İngilizce blogundan soru: Zihinsel ve Ruhsal rahatsızlıkları Kabala Bilgeliği bize nasıl açıklıyor? Ne tür tedavi edici sistemler sunuyor bizlere? Bilindiği üzre tıp pek başarılı olamıyor bu konuda?

Cevabım: Islah sadece. Bizleri bu tür rahatsızlıklardan kurtaracak yegane şeydir.

İ.B.dan soru: Yaratan neden tedavisi mümkün olmıyan fiziksel hastalıklar gönderiyor? Neden bizlere Kabaladan dahi öğrenemeyeceğimiz ıstırablar getiriyor?

Cevabım: Biz tüm hastalıkları, ıslah olma arzusu noksanlığımız nedeniyle kendimiz davet ediyoruz içimize.

(Bak: Zohar kitabına Giriş , 69 ve 71 bölümler.)

Maneviyat Asla Yok Olmaz

Zohar kitabında okuduklarımla kendimi özdeşleştirmeyi arzuladığımda az da olsa kırılmanın yerini ifşa etmeye başlarım.

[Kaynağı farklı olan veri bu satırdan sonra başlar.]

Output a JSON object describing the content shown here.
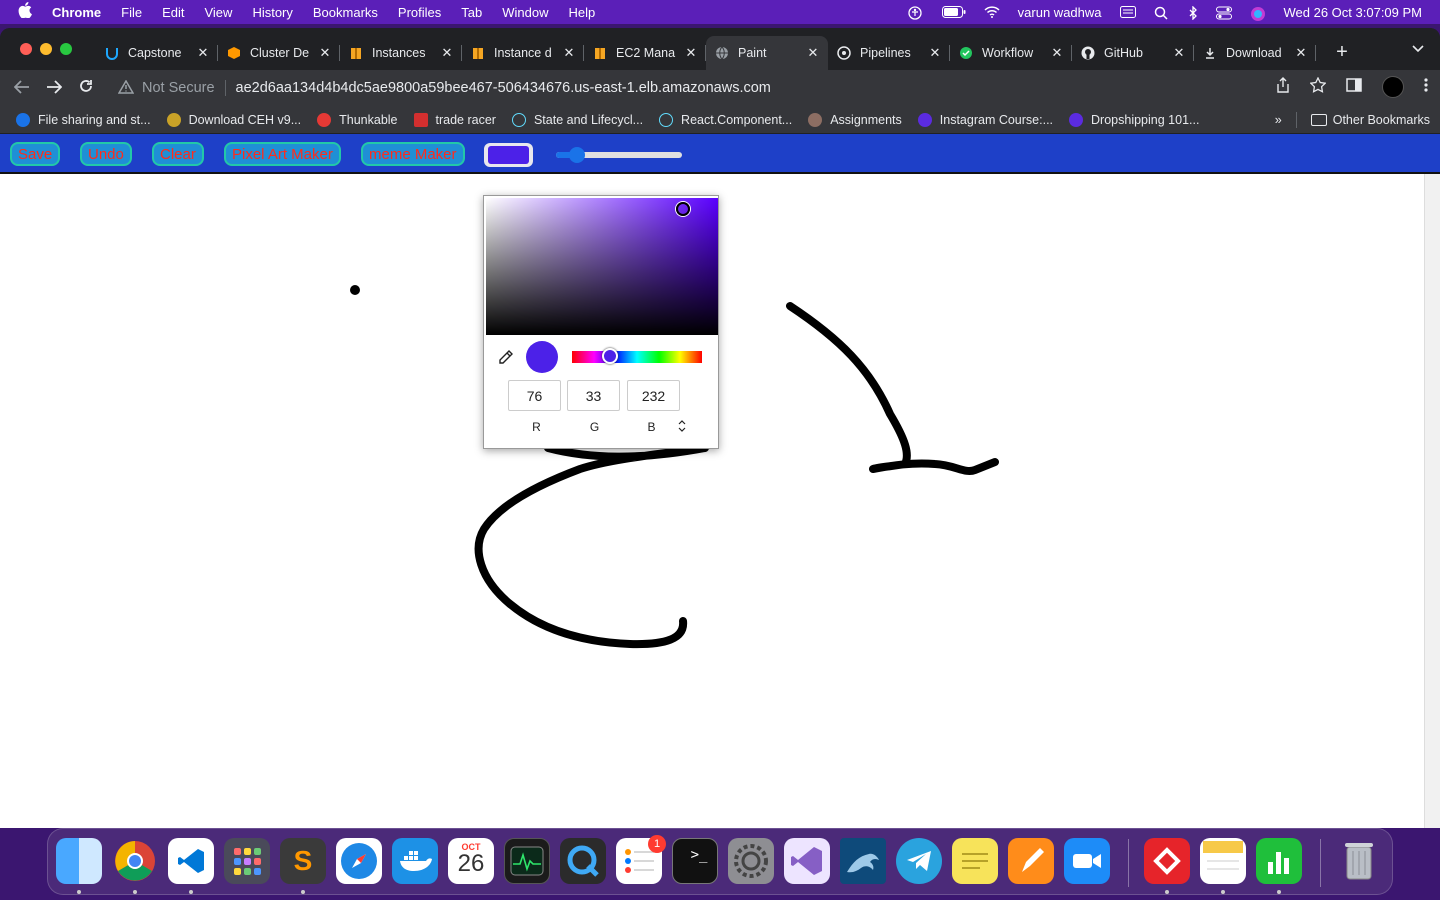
{
  "menubar": {
    "app": "Chrome",
    "items": [
      "File",
      "Edit",
      "View",
      "History",
      "Bookmarks",
      "Profiles",
      "Tab",
      "Window",
      "Help"
    ],
    "user": "varun wadhwa",
    "datetime": "Wed 26 Oct  3:07:09 PM"
  },
  "tabs": [
    {
      "label": "Capstone",
      "icon": "capstone-icon",
      "color": "#1ea7fd"
    },
    {
      "label": "Cluster De",
      "icon": "aws-icon",
      "color": "#ff9900"
    },
    {
      "label": "Instances",
      "icon": "ec2-icon",
      "color": "#f5a623"
    },
    {
      "label": "Instance d",
      "icon": "ec2-icon",
      "color": "#f5a623"
    },
    {
      "label": "EC2 Mana",
      "icon": "ec2-icon",
      "color": "#f5a623"
    },
    {
      "label": "Paint",
      "icon": "globe-icon",
      "color": "#9aa0a6",
      "active": true
    },
    {
      "label": "Pipelines",
      "icon": "pipeline-icon",
      "color": "#e8eaed"
    },
    {
      "label": "Workflow",
      "icon": "workflow-icon",
      "color": "#22c55e"
    },
    {
      "label": "GitHub",
      "icon": "github-icon",
      "color": "#e8eaed"
    },
    {
      "label": "Download",
      "icon": "download-icon",
      "color": "#e8eaed"
    }
  ],
  "omnibox": {
    "security": "Not Secure",
    "url": "ae2d6aa134d4b4dc5ae9800a59bee467-506434676.us-east-1.elb.amazonaws.com"
  },
  "bookmarks": [
    {
      "label": "File sharing and st...",
      "color": "#1a73e8"
    },
    {
      "label": "Download CEH v9...",
      "color": "#c9a227"
    },
    {
      "label": "Thunkable",
      "color": "#e53935"
    },
    {
      "label": "trade racer",
      "color": "#d32f2f"
    },
    {
      "label": "State and Lifecycl...",
      "color": "#61dafb"
    },
    {
      "label": "React.Component...",
      "color": "#61dafb"
    },
    {
      "label": "Assignments",
      "color": "#8d6e63"
    },
    {
      "label": "Instagram Course:...",
      "color": "#5b2be0"
    },
    {
      "label": "Dropshipping 101...",
      "color": "#5b2be0"
    }
  ],
  "bookmarks_other": "Other Bookmarks",
  "app": {
    "buttons": {
      "save": "Save",
      "undo": "Undo",
      "clear": "Clear",
      "pixel_art": "Pixel Art Maker",
      "meme": "meme Maker"
    },
    "selected_color": "#4c21e8",
    "brush_size_fraction": 0.17
  },
  "picker": {
    "r": "76",
    "g": "33",
    "b": "232",
    "r_label": "R",
    "g_label": "G",
    "b_label": "B"
  },
  "dock": {
    "calendar_month": "OCT",
    "calendar_day": "26",
    "reminders_badge": "1"
  }
}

Neticede tüm koşullar sabit ve düzenli bir şekilde mevcutturlar. Aynen çekilmiş bir filmin tüm karelerini baştan sona içinde barındırması gibi. Ben bu filmi “kırılma” denen noktasına getirip orada neler olduğunu hissetmek istediğim an kitap bana yardım eder ve onu hissedebilirim.

Unutulmaması gereken önemli ilke, benim okuduklarımı anlayıp anlamamamın ya da hissedip hissedemememin hiç önemli olmadığı ve ÜstGücün, kitabı okurken üzerimde çalıştığıdır.

Her halükarda Işığın beni etkileyeceğini ve önemli olanın da bunu sabırla bekleyip ümit etmek olduğunu bilmektir: Üst-Gücün gelerek beni değiştireceğini!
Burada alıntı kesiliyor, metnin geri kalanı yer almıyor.